The transition of the UK National Lottery licence will go ahead as planned after Camelot’s legal bid to prevent the handover to Allwyn was thrown out by the High Court.
Camelot, who have been the preferred supplier since the lottery’s foundation in 1994, lost out to Allwyn in a competition that saw the European firm graded as a better prospect, in the eyes of the UK Gambling Commission, than the incumbent.
The baton was supposed to be passed in August 2023, however delays – brought about by the global crisi, amongst other things – saw the transition moved back an additional six months.
And Camelot wanted to extend that delay even further, with their legal challenge indefinitely suspending the handover until the outstanding matters had been solved in court.
But a High Court judge has now ruled that the transition can continue on the agreed timeline – pending a further legal battle that will unfold in October as Camelot seek damages from the Gambling Commission.
Reflecting on the High Court’s decision, a spokesperson for the regulator said:
“On 15 March, the Gambling Commission announced Allwyn Entertainment as preferred applicant for the fourth National Lottery licence.
“The Commission subsequently received legal proceedings in relation to the competition process, placing an automatic suspension on our ability to formally award the licence to Allwyn.

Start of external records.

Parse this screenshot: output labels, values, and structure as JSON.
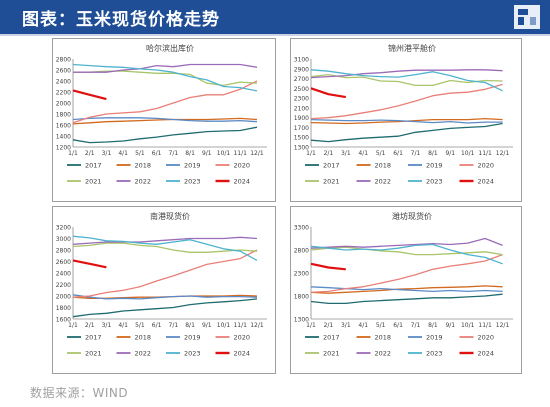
{
  "header": {
    "title": "图表：玉米现货价格走势"
  },
  "source": {
    "text": "数据来源：WIND"
  },
  "colors": {
    "header_bg": "#1f4e96",
    "2017": "#1f6b6f",
    "2018": "#d2691e",
    "2019": "#5b8ac6",
    "2020": "#e98078",
    "2021": "#a9c56a",
    "2022": "#9b6bb8",
    "2023": "#4fb3cf",
    "2024": "#e01010"
  },
  "x_ticks": [
    "1/1",
    "2/1",
    "3/1",
    "4/1",
    "5/1",
    "6/1",
    "7/1",
    "8/1",
    "9/1",
    "10/1",
    "11/1",
    "12/1"
  ],
  "legend_years": [
    "2017",
    "2018",
    "2019",
    "2020",
    "2021",
    "2022",
    "2023",
    "2024"
  ],
  "chart_data": [
    {
      "type": "line",
      "title": "哈尔滨出库价",
      "ylim": [
        1200,
        2800
      ],
      "yticks": [
        1200,
        1400,
        1600,
        1800,
        2000,
        2200,
        2400,
        2600,
        2800
      ],
      "series": [
        {
          "name": "2017",
          "values": [
            1330,
            1280,
            1290,
            1310,
            1350,
            1380,
            1420,
            1450,
            1480,
            1490,
            1500,
            1560
          ]
        },
        {
          "name": "2018",
          "values": [
            1620,
            1640,
            1660,
            1670,
            1680,
            1690,
            1700,
            1700,
            1700,
            1710,
            1720,
            1700
          ]
        },
        {
          "name": "2019",
          "values": [
            1700,
            1720,
            1730,
            1730,
            1730,
            1720,
            1700,
            1680,
            1670,
            1670,
            1680,
            1660
          ]
        },
        {
          "name": "2020",
          "values": [
            1640,
            1740,
            1800,
            1820,
            1840,
            1900,
            2000,
            2100,
            2150,
            2150,
            2250,
            2400
          ]
        },
        {
          "name": "2021",
          "values": [
            2560,
            2560,
            2580,
            2580,
            2560,
            2540,
            2540,
            2520,
            2360,
            2320,
            2380,
            2360
          ]
        },
        {
          "name": "2022",
          "values": [
            2560,
            2560,
            2560,
            2600,
            2620,
            2680,
            2660,
            2700,
            2700,
            2700,
            2700,
            2650
          ]
        },
        {
          "name": "2023",
          "values": [
            2700,
            2680,
            2660,
            2650,
            2620,
            2600,
            2560,
            2480,
            2420,
            2300,
            2280,
            2220
          ]
        },
        {
          "name": "2024",
          "values": [
            2230,
            2150,
            2070,
            null,
            null,
            null,
            null,
            null,
            null,
            null,
            null,
            null
          ]
        }
      ]
    },
    {
      "type": "line",
      "title": "锦州港平舱价",
      "ylim": [
        1300,
        3100
      ],
      "yticks": [
        1300,
        1500,
        1700,
        1900,
        2100,
        2300,
        2500,
        2700,
        2900,
        3100
      ],
      "series": [
        {
          "name": "2017",
          "values": [
            1440,
            1410,
            1450,
            1480,
            1500,
            1520,
            1600,
            1640,
            1680,
            1700,
            1720,
            1780
          ]
        },
        {
          "name": "2018",
          "values": [
            1800,
            1790,
            1780,
            1790,
            1810,
            1820,
            1840,
            1860,
            1860,
            1860,
            1880,
            1860
          ]
        },
        {
          "name": "2019",
          "values": [
            1860,
            1850,
            1840,
            1840,
            1850,
            1840,
            1820,
            1800,
            1820,
            1790,
            1810,
            1810
          ]
        },
        {
          "name": "2020",
          "values": [
            1880,
            1900,
            1940,
            2000,
            2060,
            2140,
            2240,
            2350,
            2400,
            2420,
            2480,
            2580
          ]
        },
        {
          "name": "2021",
          "values": [
            2740,
            2780,
            2720,
            2730,
            2650,
            2640,
            2560,
            2560,
            2660,
            2620,
            2660,
            2650
          ]
        },
        {
          "name": "2022",
          "values": [
            2720,
            2740,
            2760,
            2800,
            2820,
            2850,
            2870,
            2870,
            2870,
            2880,
            2880,
            2860
          ]
        },
        {
          "name": "2023",
          "values": [
            2880,
            2850,
            2800,
            2760,
            2740,
            2730,
            2780,
            2840,
            2760,
            2660,
            2620,
            2450
          ]
        },
        {
          "name": "2024",
          "values": [
            2500,
            2380,
            2320,
            null,
            null,
            null,
            null,
            null,
            null,
            null,
            null,
            null
          ]
        }
      ]
    },
    {
      "type": "line",
      "title": "南港现货价",
      "ylim": [
        1600,
        3200
      ],
      "yticks": [
        1600,
        1800,
        2000,
        2200,
        2400,
        2600,
        2800,
        3000,
        3200
      ],
      "series": [
        {
          "name": "2017",
          "values": [
            1640,
            1680,
            1700,
            1740,
            1760,
            1780,
            1800,
            1850,
            1880,
            1900,
            1920,
            1950
          ]
        },
        {
          "name": "2018",
          "values": [
            1980,
            1960,
            1960,
            1970,
            1980,
            1980,
            1990,
            2000,
            2000,
            2000,
            2010,
            2000
          ]
        },
        {
          "name": "2019",
          "values": [
            2020,
            1980,
            1950,
            1960,
            1950,
            1970,
            1990,
            2000,
            1980,
            1990,
            1990,
            1980
          ]
        },
        {
          "name": "2020",
          "values": [
            1980,
            2000,
            2060,
            2100,
            2160,
            2260,
            2350,
            2450,
            2550,
            2600,
            2650,
            2800
          ]
        },
        {
          "name": "2021",
          "values": [
            2860,
            2880,
            2920,
            2920,
            2880,
            2860,
            2800,
            2760,
            2760,
            2780,
            2800,
            2780
          ]
        },
        {
          "name": "2022",
          "values": [
            2900,
            2920,
            2940,
            2940,
            2940,
            2960,
            2980,
            3000,
            3000,
            3000,
            3020,
            3000
          ]
        },
        {
          "name": "2023",
          "values": [
            3040,
            3010,
            2960,
            2950,
            2920,
            2900,
            2940,
            2980,
            2900,
            2820,
            2780,
            2620
          ]
        },
        {
          "name": "2024",
          "values": [
            2620,
            2560,
            2500,
            null,
            null,
            null,
            null,
            null,
            null,
            null,
            null,
            null
          ]
        }
      ]
    },
    {
      "type": "line",
      "title": "潍坊现货价",
      "ylim": [
        1300,
        3300
      ],
      "yticks": [
        1300,
        1800,
        2300,
        2800,
        3300
      ],
      "series": [
        {
          "name": "2017",
          "values": [
            1680,
            1640,
            1640,
            1680,
            1700,
            1720,
            1740,
            1760,
            1760,
            1780,
            1800,
            1840
          ]
        },
        {
          "name": "2018",
          "values": [
            1880,
            1860,
            1880,
            1900,
            1920,
            1950,
            1960,
            1980,
            1990,
            2000,
            2020,
            2000
          ]
        },
        {
          "name": "2019",
          "values": [
            2000,
            1980,
            1960,
            1940,
            1960,
            1940,
            1920,
            1900,
            1920,
            1900,
            1920,
            1900
          ]
        },
        {
          "name": "2020",
          "values": [
            1880,
            1900,
            1960,
            2000,
            2080,
            2160,
            2260,
            2380,
            2450,
            2500,
            2560,
            2700
          ]
        },
        {
          "name": "2021",
          "values": [
            2800,
            2840,
            2860,
            2820,
            2780,
            2760,
            2700,
            2700,
            2720,
            2740,
            2760,
            2700
          ]
        },
        {
          "name": "2022",
          "values": [
            2840,
            2860,
            2880,
            2860,
            2880,
            2900,
            2920,
            2940,
            2920,
            2950,
            3050,
            2900
          ]
        },
        {
          "name": "2023",
          "values": [
            2880,
            2840,
            2800,
            2820,
            2800,
            2840,
            2900,
            2920,
            2800,
            2700,
            2640,
            2500
          ]
        },
        {
          "name": "2024",
          "values": [
            2500,
            2420,
            2380,
            null,
            null,
            null,
            null,
            null,
            null,
            null,
            null,
            null
          ]
        }
      ]
    }
  ]
}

We made clear that disrupting the implementation of Allwyn’s plans would present potentially severe consequences for the National Lottery and good causes.

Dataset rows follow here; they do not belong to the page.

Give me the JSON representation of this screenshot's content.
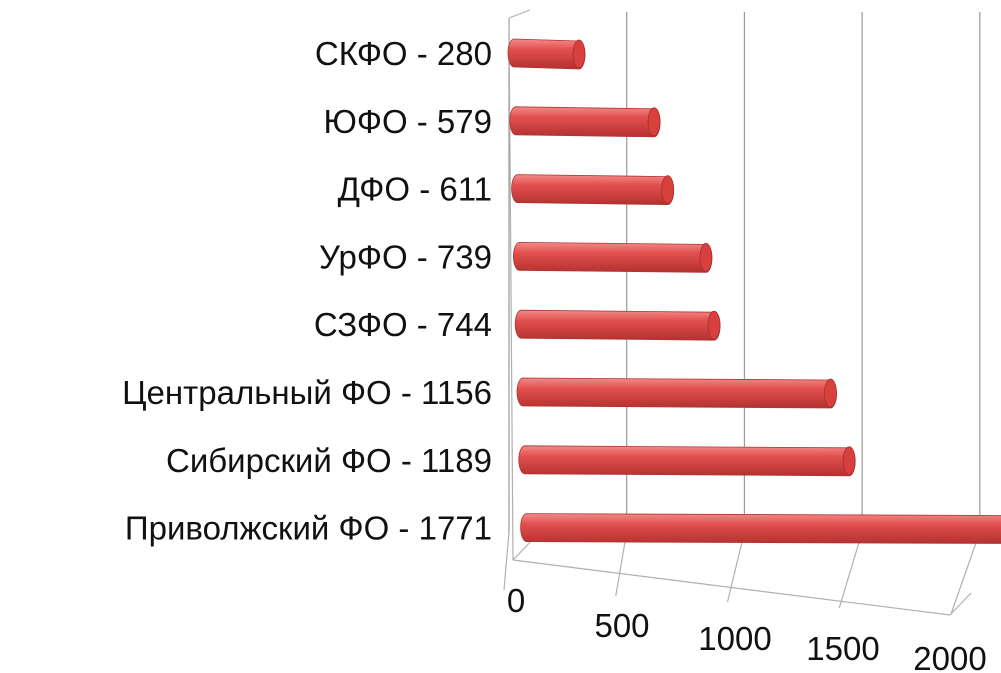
{
  "chart_data": {
    "type": "bar",
    "orientation": "horizontal",
    "style": "3d-cylinder",
    "categories": [
      "СКФО - 280",
      "ЮФО - 579",
      "ДФО - 611",
      "УрФО - 739",
      "СЗФО - 744",
      "Центральный ФО - 1156",
      "Сибирский ФО - 1189",
      "Приволжский ФО - 1771"
    ],
    "values": [
      280,
      579,
      611,
      739,
      744,
      1156,
      1189,
      1771
    ],
    "xlim": [
      0,
      2000
    ],
    "x_ticks": [
      0,
      500,
      1000,
      1500,
      2000
    ],
    "x_tick_labels": [
      "0",
      "500",
      "1000",
      "1500",
      "2000"
    ],
    "grid": true,
    "legend": "none",
    "colors": {
      "bar": "#e0504f",
      "bar_dark": "#b83a39",
      "bar_light": "#f07a78"
    },
    "title": "",
    "xlabel": "",
    "ylabel": ""
  }
}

“Today – 29 June – the court agreed to lift the suspension. We will, therefore, begin the important work of formally awarding the licence to Allwyn.”
In response, a representative from Camelot described the decision as ‘disappointing’, but that the company believes they still have a ‘very strong legal case’ against the regulator.
Another Day in Court
All of the parties will renew their acquaintances in the courts in October – that’s when Camelot will make their accusation that the Commission’s competition for the next lottery licence delivered a ‘badly wrong’ verdict.
Their chief executive, Nigel Railton, said back in April:
“We are launching a legal challenge today in our capacity as an applicant for the fourth [National Lottery] licence, because we firmly believe that the Gambling Commission has got this decision badly wrong.
“When we received the result, we were shocked by aspects of the decision,” Railton continued. “Despite lengthy correspondence, the commission has failed to provide a satisfactory response. We are therefore left with no choice but to ask the court to establish what happened.”
The regulator has consistently played a straight bat in return, and poo-pooed any notion that Camelot had been treated unfairly.
“We regret Camelot’s decision to bring legal proceedings following the outcome of a highly successful competition for the fourth National Lottery licence,” a statement from the Commission read. “The competition and our evaluation have been carried out fairly and lawfully in accordance with our statutory duties, and we are confident that a court would come to that conclusion.
“We have taken every step possible to ensure a level playing field for all interested parties, to enable us to appoint a licensee who will engage and protect players, run the National Lottery with integrity and ensure the National Lottery continues to support good causes and their contribution to society.”